TROTSKY IS WRITING. He will mention his love of life and his unqualified faith in dialectical materialism. He will mention Natasha, the strip of green outside his window, his invincible atheism, and he will contemplate his death. It is morning. Trotsky sits at his wooden desk. He looks at letters and a blotter. The Mexican sun burns in the green outside his window, just opened by Natasha. Trotsky notices. Natasha and the green slide into his writing. A man will strike Trotsky in the head with a pickax. Trotsky’s sons — murdered — are mentioned in the writing. From Russia to Mexico, friends, secretaries, and bodyguards — murdered — are mentioned in the writing. In Berlin, where he sent her for psychoanalysis, his daughter killed herself. The pen does not cease or grovel in individuals. Trotsky will mention his faith in dialectical materialism, his faith in meaning. His mother suffered difficulties in reading; she crouched over novels and said, “Beta, alpha …” Trotsky says:

If I could begin all over, I would try to avoid this or that mistake, but the main course of my life would remain unchanged. I shall die a proletarian revolutionist, a Marxist, a dialectical materialist.

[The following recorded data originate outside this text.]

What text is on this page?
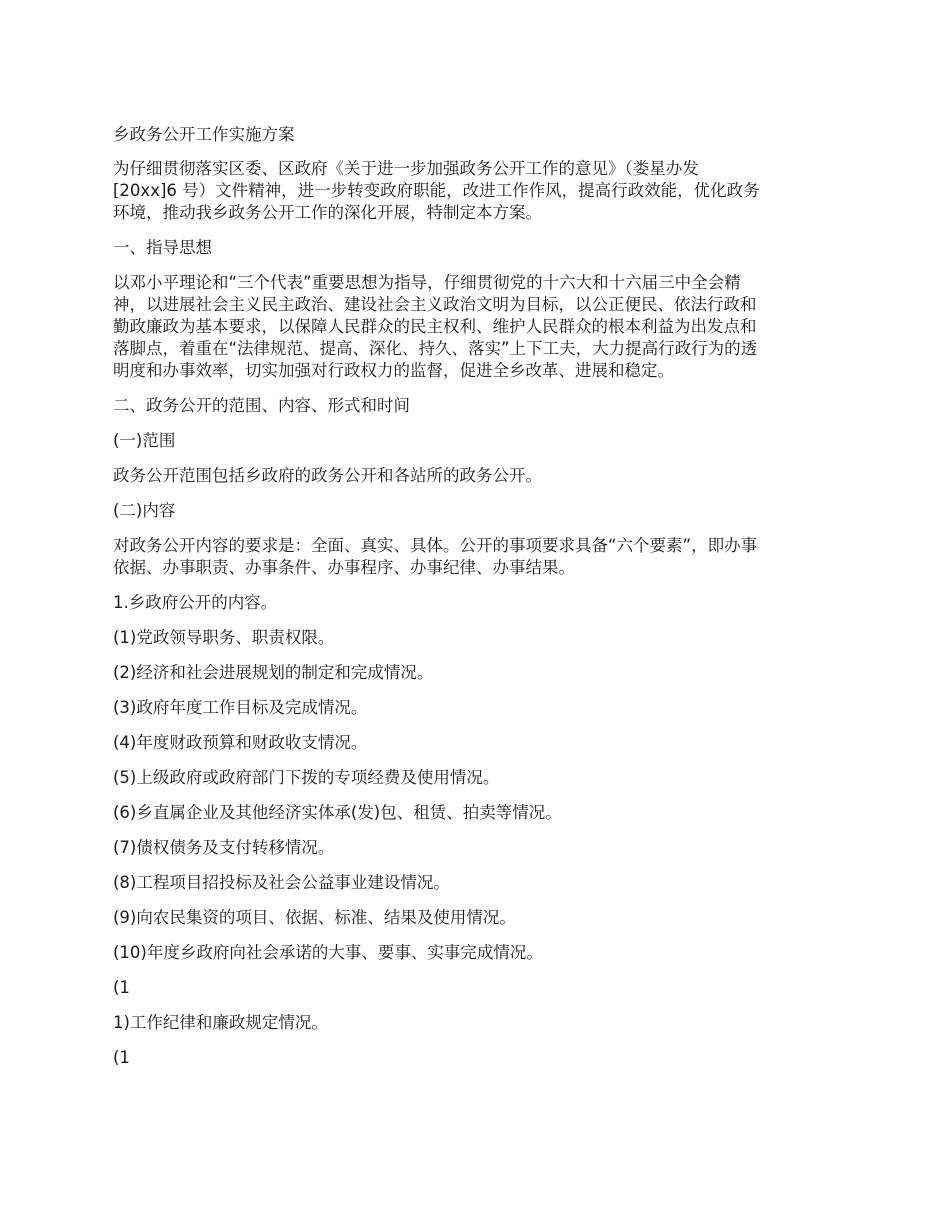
乡政务公开工作实施方案

为仔细贯彻落实区委、区政府《关于进一步加强政务公开工作的意见》（娄星办发
[20xx]6 号）文件精神，进一步转变政府职能，改进工作作风，提高行政效能，优化政务
环境，推动我乡政务公开工作的深化开展，特制定本方案。

一、指导思想

以邓小平理论和“三个代表”重要思想为指导，仔细贯彻党的十六大和十六届三中全会精
神，以进展社会主义民主政治、建设社会主义政治文明为目标，以公正便民、依法行政和
勤政廉政为基本要求，以保障人民群众的民主权利、维护人民群众的根本利益为出发点和
落脚点，着重在“法律规范、提高、深化、持久、落实”上下工夫，大力提高行政行为的透
明度和办事效率，切实加强对行政权力的监督，促进全乡改革、进展和稳定。

二、政务公开的范围、内容、形式和时间

(一)范围

政务公开范围包括乡政府的政务公开和各站所的政务公开。

(二)内容

对政务公开内容的要求是：全面、真实、具体。公开的事项要求具备“六个要素”，即办事
依据、办事职责、办事条件、办事程序、办事纪律、办事结果。

1.乡政府公开的内容。

(1)党政领导职务、职责权限。

(2)经济和社会进展规划的制定和完成情况。

(3)政府年度工作目标及完成情况。

(4)年度财政预算和财政收支情况。

(5)上级政府或政府部门下拨的专项经费及使用情况。

(6)乡直属企业及其他经济实体承(发)包、租赁、拍卖等情况。

(7)债权债务及支付转移情况。

(8)工程项目招投标及社会公益事业建设情况。

(9)向农民集资的项目、依据、标准、结果及使用情况。

(10)年度乡政府向社会承诺的大事、要事、实事完成情况。

(1

1)工作纪律和廉政规定情况。

(1
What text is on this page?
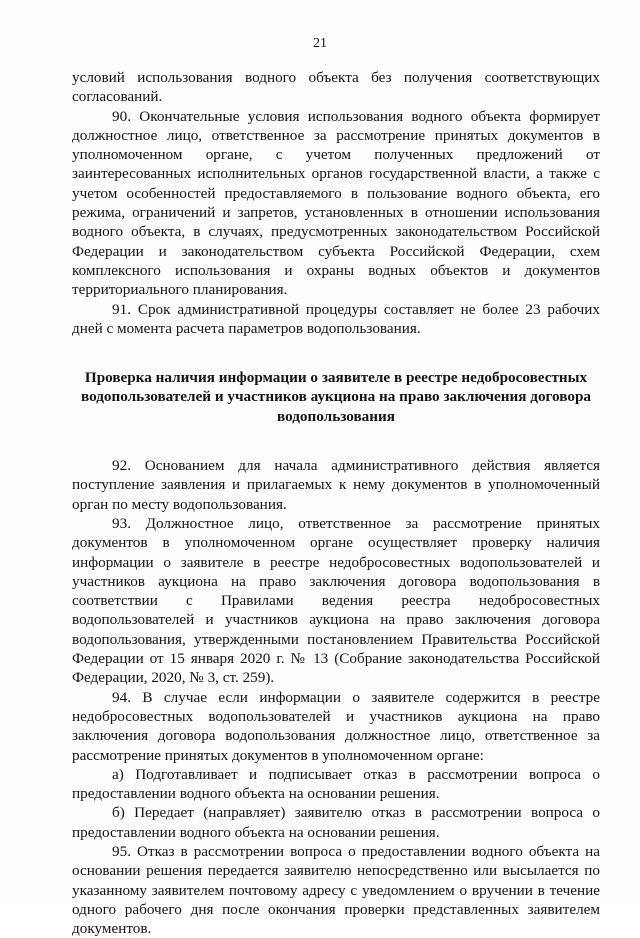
21

условий использования водного объекта без получения соответствующих согласований.

90. Окончательные условия использования водного объекта формирует должностное лицо, ответственное за рассмотрение принятых документов в уполномоченном органе, с учетом полученных предложений от заинтересованных исполнительных органов государственной власти, а также с учетом особенностей предоставляемого в пользование водного объекта, его режима, ограничений и запретов, установленных в отношении использования водного объекта, в случаях, предусмотренных законодательством Российской Федерации и законодательством субъекта Российской Федерации, схем комплексного использования и охраны водных объектов и документов территориального планирования.

91. Срок административной процедуры составляет не более 23 рабочих дней с момента расчета параметров водопользования.

Проверка наличия информации о заявителе в реестре недобросовестных водопользователей и участников аукциона на право заключения договора водопользования

92. Основанием для начала административного действия является поступление заявления и прилагаемых к нему документов в уполномоченный орган по месту водопользования.

93. Должностное лицо, ответственное за рассмотрение принятых документов в уполномоченном органе осуществляет проверку наличия информации о заявителе в реестре недобросовестных водопользователей и участников аукциона на право заключения договора водопользования в соответствии с Правилами ведения реестра недобросовестных водопользователей и участников аукциона на право заключения договора водопользования, утвержденными постановлением Правительства Российской Федерации от 15 января 2020 г. № 13 (Собрание законодательства Российской Федерации, 2020, № 3, ст. 259).

94. В случае если информации о заявителе содержится в реестре недобросовестных водопользователей и участников аукциона на право заключения договора водопользования должностное лицо, ответственное за рассмотрение принятых документов в уполномоченном органе:

а) Подготавливает и подписывает отказ в рассмотрении вопроса о предоставлении водного объекта на основании решения.

б) Передает (направляет) заявителю отказ в рассмотрении вопроса о предоставлении водного объекта на основании решения.

95. Отказ в рассмотрении вопроса о предоставлении водного объекта на основании решения передается заявителю непосредственно или высылается по указанному заявителем почтовому адресу с уведомлением о вручении в течение одного рабочего дня после окончания проверки представленных заявителем документов.
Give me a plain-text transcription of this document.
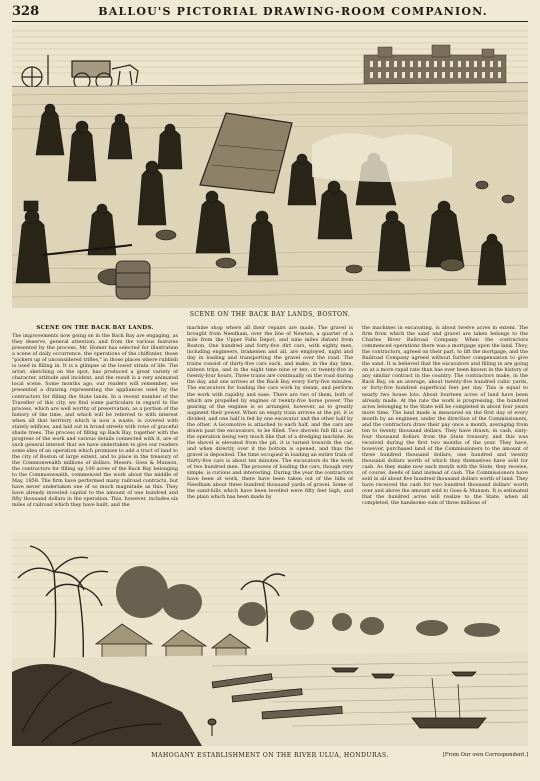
328	BALLOU'S PICTORIAL DRAWING-ROOM COMPANION.
SCENE ON THE BACK BAY LANDS, BOSTON.
SCENE ON THE BACK BAY LANDS.
The improvements now going on in the Back Bay are engaging, as they deserve, general attention, and from the various features presented by the process, Mr. Homer has selected for illustration a scene of daily occurrence, the operations of the chiffonier, those "pickers up of unconsidered trifles," in those places where rubbish is used in filling in. It is a glimpse at the lower strata of life. The artist, sketching on the spot, has produced a great variety of character, attitude and incident, and the result is a very animated local scene. Some months ago, our readers will remember, we presented a drawing representing the appliances used by the contractors for filling the State lands. In a recent number of the Traveller of this city, we find some particulars in regard to the process, which are well worthy of preservation, as a portion of the history of the time, and which will be referred to with interest when all that territory which is now a waste, is covered with stately edifices, and laid out in broad streets with rows of graceful shade trees. The process of filling up Back Bay, together with the progress of the work and various details connected with it, are of such general interest that we have undertaken to give our readers some idea of an operation which promises to add a tract of land to the city of Boston of large extent, and to place in the treasury of the Commonwealth millions of dollars. Messrs. Goss & Munson, the contractors for filling up 100 acres of the Back Bay belonging to the Commonwealth, commenced the work about the middle of May, 1858. The firm have performed many railroad contracts, but have never undertaken one of so much magnitude as this. They have already invested capital to the amount of one hundred and fifty thousand dollars in the operation. This, however, includes six miles of railroad which they have built, and the
machine shop where all their repairs are made. The gravel is brought from Needham, over the line of Newton, a quarter of a mile from the Upper Falls Depot, and nine miles distant from Boston. One hundred and forty-five dirt cars, with eighty men, including engineers, brakemen and all, are employed, night and day in loading and transporting the gravel over the road. The trains consist of thirty-five cars each, and make, in the day time, sixteen trips, and in the night time nine or ten, or twenty-five in twenty-four hours. Three trains are continually on the road during the day, and one arrives at the Back Bay every forty-five minutes. The excavators for loading the cars work by steam, and perform the work with rapidity and ease. There are two of them, both of which are propelled by engines of twenty-five horse power. The gearing of the engines is so arranged, however, as to greatly augment their power. When an empty train arrives at the pit, it is divided, and one half is fed by one excavator and the other half by the other. A locomotive is attached to each half, and the cars are drawn past the excavators, to be filled. Two shovels full fill a car, the operation being very much like that of a dredging machine. As the shovel is elevated from the pit, it is turned towards the car, and when directly over it the bottom is opened, and thus the gravel is deposited. The time occupied in loading an entire train of thirty-five cars is about ten minutes. The excavators do the work of two hundred men. The process of loading the cars, though very simple, is curious and interesting. During the year the contractors have been at work, there have been taken out of the hills of Needham about three hundred thousand yards of gravel. Some of the sand-hills which have been levelled were fifty feet high, and the plain which has been made by
the machines in excavating, is about twelve acres in extent. The firm from which the sand and gravel are taken belongs to the Charles River Railroad Company. When the contractors commenced operations there was a mortgage upon the land. They, the contractors, agreed on their part, to lift the mortgage, and the Railroad Company agreed without further compensation to give the sand. It is believed that the excavators and filling in are going on at a more rapid rate than has ever been known in the history of any similar contract in the country. The contractors make, in the Back Bay, on an average, about twenty-five hundred cubic yards, or forty-five hundred superficial feet per day. This is equal to nearly two house lots. About fourteen acres of land have been already made. At the rate the work is progressing, the hundred acres belonging to the State will be completed in about four years more time. The land made is measured on the first day of every month by an engineer, under the direction of the Commissioners, and the contractors draw their pay once a month, averaging from ten to twenty thousand dollars. They have drawn, in cash, sixty-four thousand dollars from the State treasury, and this was received during the first two months of the year. They have, however, purchased land of the Commissioners to the amount of three hundred thousand dollars, one hundred and twenty thousand dollars worth of which they themselves have sold for cash. As they make now each month with the State, they receive, of course, deeds of land instead of cash. The Commissioners have sold in all about five hundred thousand dollars worth of land. They have received the cash for two hundred thousand dollars' worth over and above the amount sold to Goss & Munson. It is estimated that the hundred acres will realize to the State, when all completed, the handsome sum of three millions of
MAHOGANY ESTABLISHMENT ON THE RIVER ULUA, HONDURAS.	[From Our own Correspondent.]
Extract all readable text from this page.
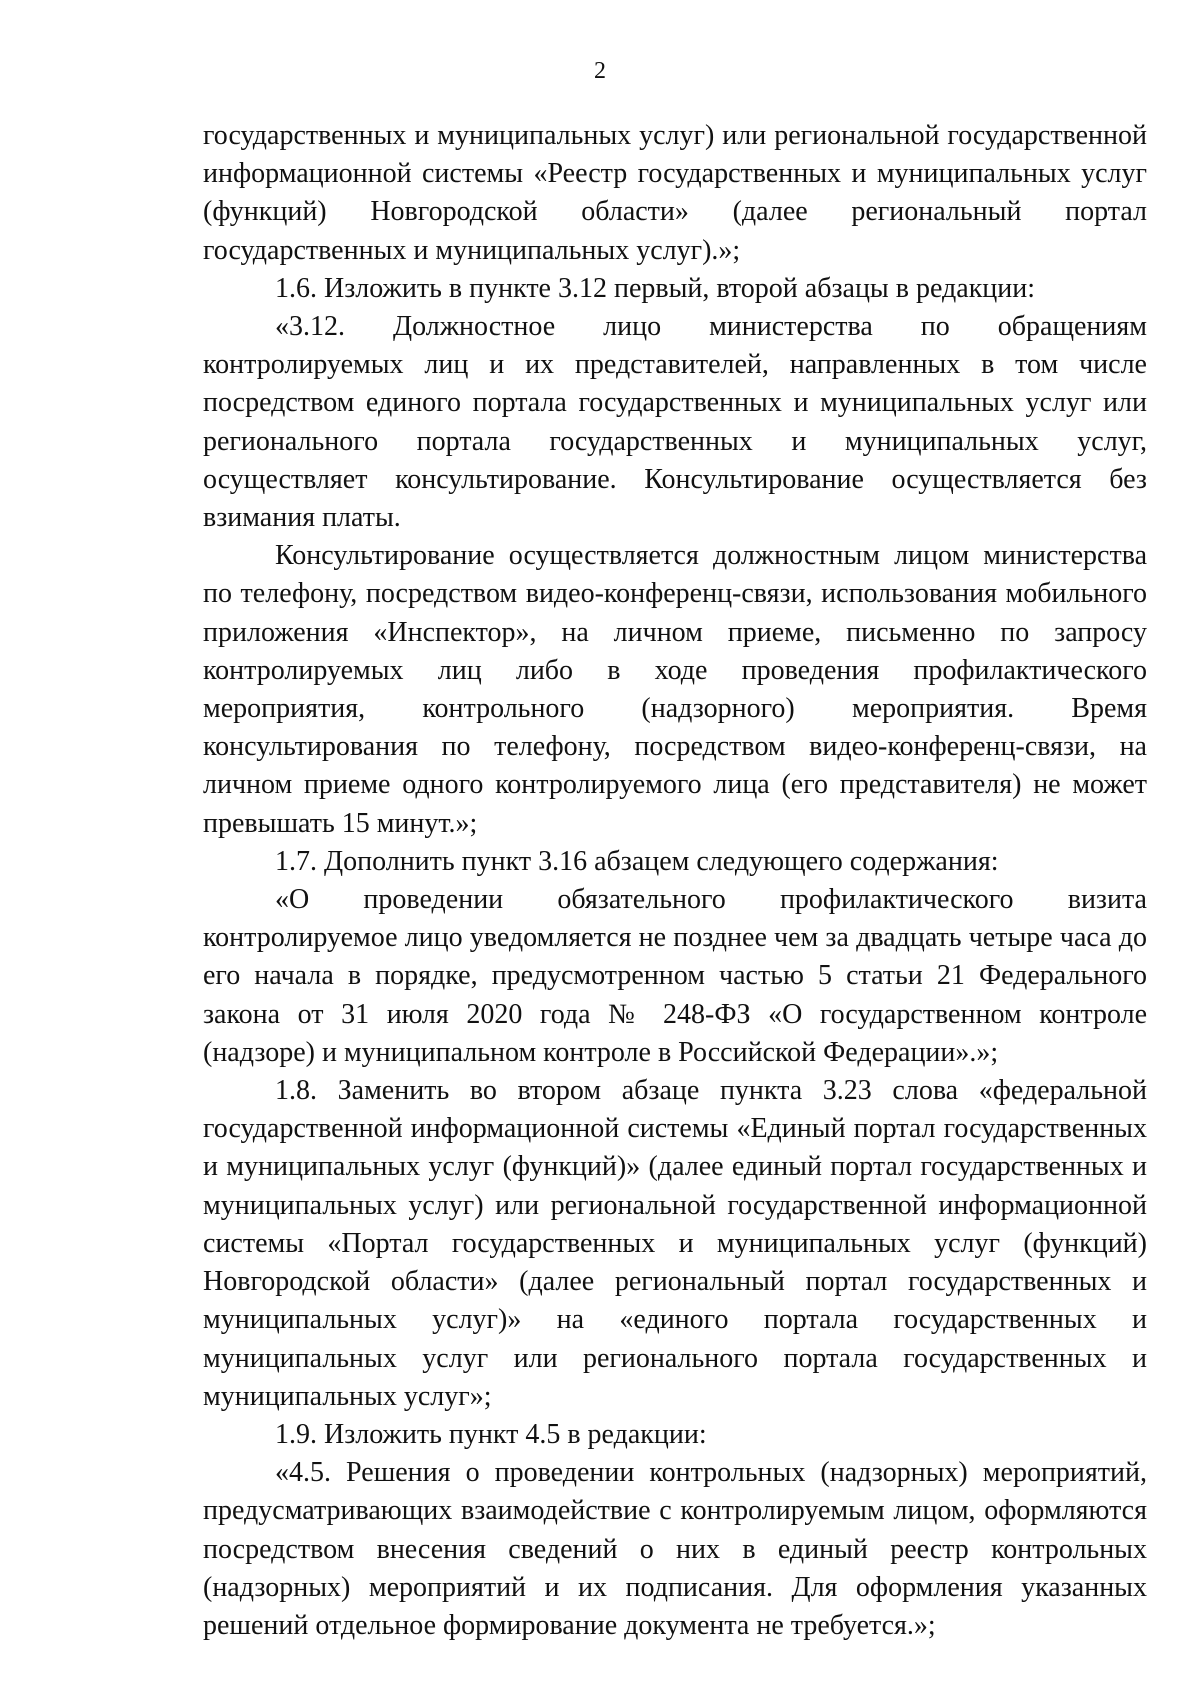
2

государственных и муниципальных услуг) или региональной государственной информационной системы «Реестр государственных и муниципальных услуг (функций) Новгородской области» (далее региональный портал государственных и муниципальных услуг).»;

1.6. Изложить в пункте 3.12 первый, второй абзацы в редакции:

«3.12. Должностное лицо министерства по обращениям контролируемых лиц и их представителей, направленных в том числе посредством единого портала государственных и муниципальных услуг или регионального портала государственных и муниципальных услуг, осуществляет консультирование. Консультирование осуществляется без взимания платы.

Консультирование осуществляется должностным лицом министерства по телефону, посредством видео-конференц-связи, использования мобильного приложения «Инспектор», на личном приеме, письменно по запросу контролируемых лиц либо в ходе проведения профилактического мероприятия, контрольного (надзорного) мероприятия. Время консультирования по телефону, посредством видео-конференц-связи, на личном приеме одного контролируемого лица (его представителя) не может превышать 15 минут.»;

1.7. Дополнить пункт 3.16 абзацем следующего содержания:

«О проведении обязательного профилактического визита контролируемое лицо уведомляется не позднее чем за двадцать четыре часа до его начала в порядке, предусмотренном частью 5 статьи 21 Федерального закона от 31 июля 2020 года № 248-ФЗ «О государственном контроле (надзоре) и муниципальном контроле в Российской Федерации».»;

1.8. Заменить во втором абзаце пункта 3.23 слова «федеральной государственной информационной системы «Единый портал государственных и муниципальных услуг (функций)» (далее единый портал государственных и муниципальных услуг) или региональной государственной информационной системы «Портал государственных и муниципальных услуг (функций) Новгородской области» (далее региональный портал государственных и муниципальных услуг)» на «единого портала государственных и муниципальных услуг или регионального портала государственных и муниципальных услуг»;

1.9. Изложить пункт 4.5 в редакции:

«4.5. Решения о проведении контрольных (надзорных) мероприятий, предусматривающих взаимодействие с контролируемым лицом, оформляются посредством внесения сведений о них в единый реестр контрольных (надзорных) мероприятий и их подписания. Для оформления указанных решений отдельное формирование документа не требуется.»;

Dialectical materialism, in the heat of the day, draws a pickax from its raincoat. Some say “rusty ax.” Others say “ice pick.” Trotsky himself noticed nothing — it descended from behind — but he will bite the assassin’s hand. He is writing that if he lived again, he would avoid mistakes. The sun, as it did yesterday and will tomorrow, is shining. Trotsky loves the green outside his window and flourishes it in his writing. We shout, “O.K., Trotsky, no time for poems.” He cannot hear us. His poem is a march of corpses, the din is terrific. Feet are beating in his writing. The sun is in the green in his writing. Sedova, the aristocrat, lifts her elbow for photographers. “See? A bullet made that ugly scratch. My old man isn’t nobody. Yesterday they machine-gunned our bedroom.” She means, From revolution to Mexico, Trotsky is pursued by his inventions. Trotsky himself says that he put the idea of exile into the ear of Stalin’s spy; hence, into the mind of Stalin. In effect, Trotsky exiled Trotsky and machine-gunned his bedroom. Now, writing that one cannot be reborn until one is dead — and look: it sits beside him with a raincoat and pickax. It makes nervous conversation about alphabetical materialism. Suddenly Trotsky is fighting, not writing. Blood runs into his eyes. Nevertheless, he catches the personal fact. Who said Lenin is morally repulsive, and Stalin is a savage who hates ideas, and Parvus is a fat, fleshy bulldog head? Trotsky said these things. Now the assassin’s hand is in his teeth. With fury of intimacy, Trotsky bites. This hand wanted to remind him of something. But what? On the wall outside, the guards carry rifles and binoculars. They are gossiping in the sun when Trotsky screams. They see him standing in the window, bleeding and blind, a figure of history. “What?” he screams. The assassin is behind him, bent, sobbing like a child as he sucks his mutilated hand. The guards are running on the wall with their rifles and binoculars. Freud lights a cigar and contemplates this tableau. He says, “Trotsky and I were neighbors in Vienna.” Trotsky admired Freud. He sent him his best daughter. Now Trotsky shouts in the window: “What does it mean? Such heat. In such heat a raincoat …” Trotsky flings toward his wooden desk. He needs only seconds to write: “On hot days in Mexico beware of raincoats.”